Just keeping going, trusting things are set up well enough to carry on even when our attention is elsewhere, and hoping for things to come right; these have been themes for most of us over the last year. Some of us have had the shorter end of the doubletree and have had to shoulder a greater load, and that looks likely to continue, but it also will change. If the past year has shown us anything, it has shown us how quickly things can change when they need to change, but it has also demonstrated the power and the simultaneous feebleness of us humans as part of a much bigger and complex world. And that is a similar feeling I get when ploughing; it is not an uncomfortable feeling when you are used to it, once it is familiar, when you are literally in touch with the forces in action, when you know how to tweak the balance in your favour, when you are content walking a narrow line, concentrating on your own actions and aware of the bigger forces with which you are working.
For many people, for some people I know, the world seems overwhelming, depressing, frightening, the problems caused by our collective actions seem too much to understand and to cope with. The feeling of powerlessness that engenders has become particularly acute due to the added problems of the last year, but it has been there for a long time. It is a feeling I recognise, I know that feeling of helplessness, of anger and frustration; today it gently festers in the background, ready to swoop like a latent virus if I drop my guard, but in my twenties, it was a powerful force, overwhelming and destructive.
For me, the difference between then and now, and the huge betterment that has gone with it, is knowing how to tweak the balance in my own life.
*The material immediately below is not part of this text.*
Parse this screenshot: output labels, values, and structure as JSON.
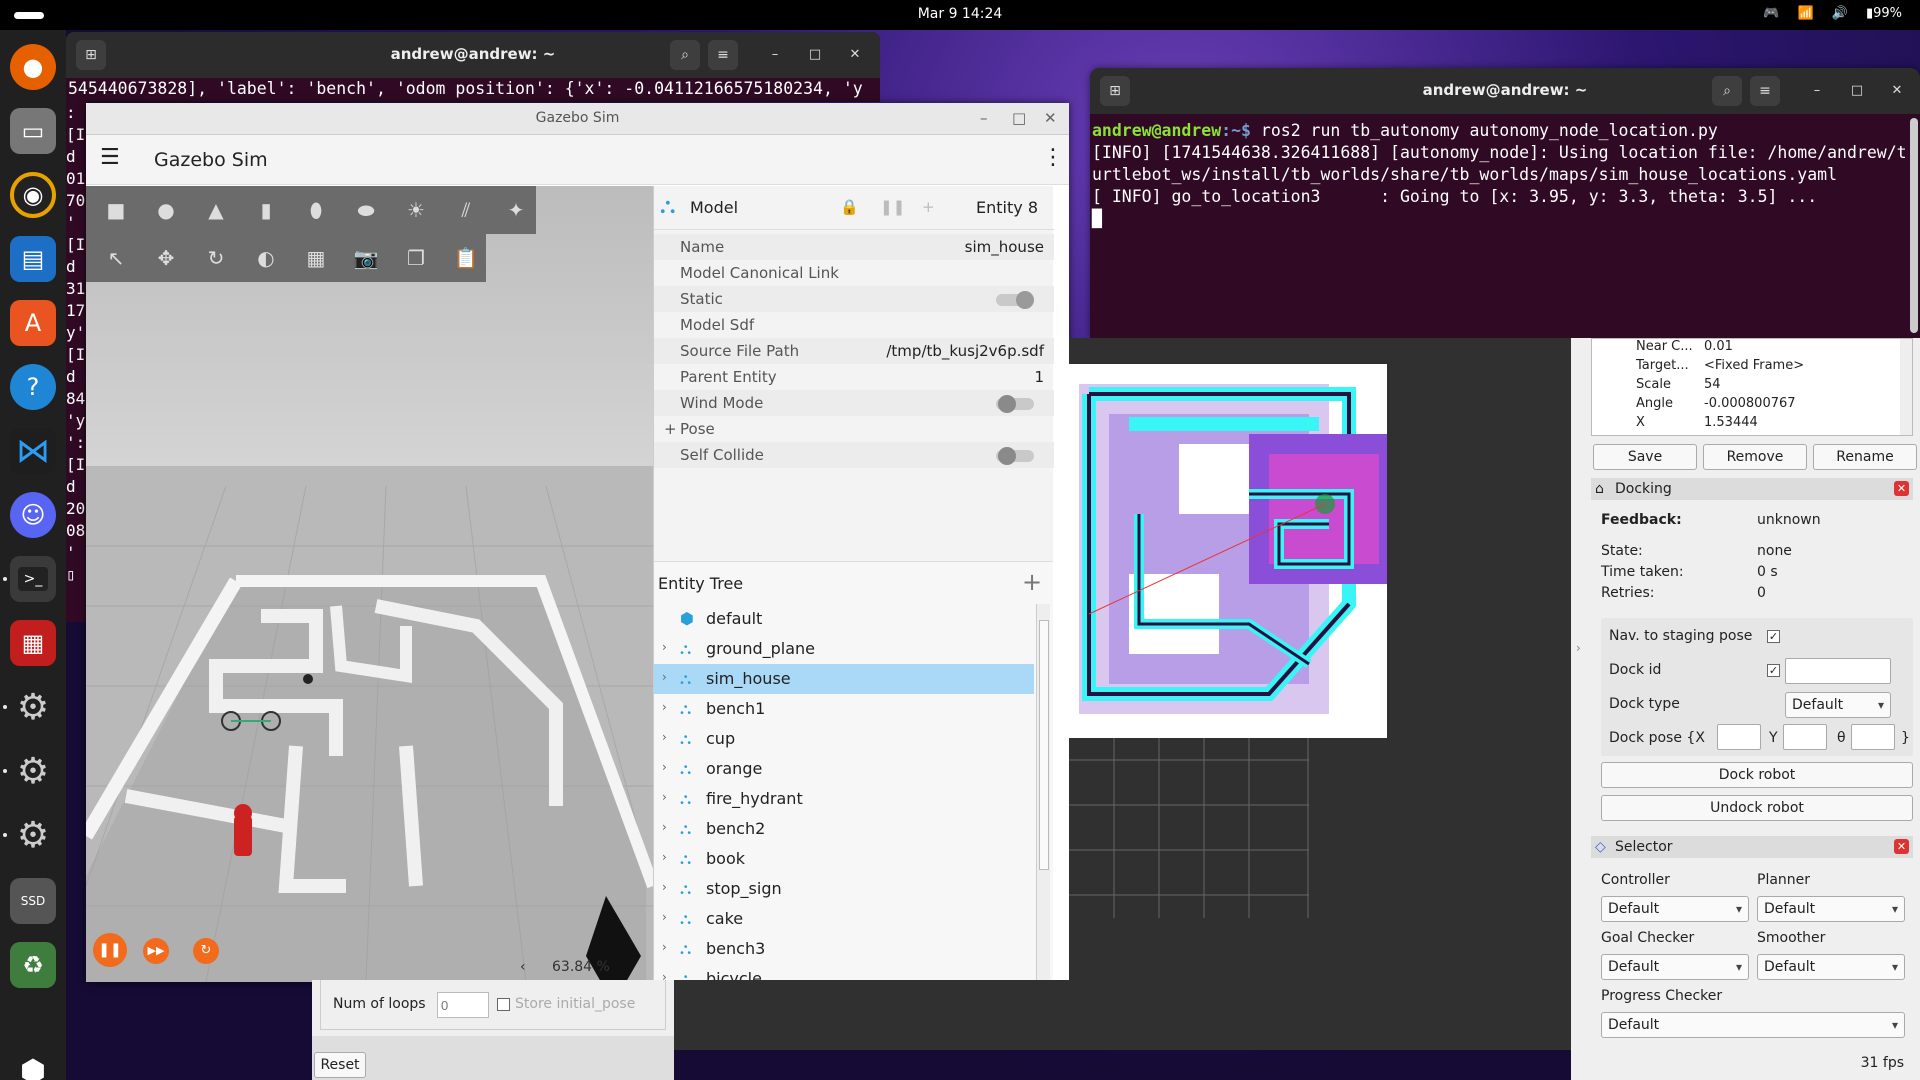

Some of that tweaking, the changes and adjustments, the fine tuning and the deliberate choices, has to do with what I have written about here, not especially because I write, but because that is what I do. It is about cherishing the important but seemingly insignificant, the tiny seedling, the last carrot, being involved enough to want to try lowering the clevis one notch, appreciating the balance as you contently walk a delicate line, concentrating on your own actions, despite and because of the greater forces that surround you.
Take care,
William
William Castle is a violin maker, farmer & SFJ contributor who lives in Shropshire, England.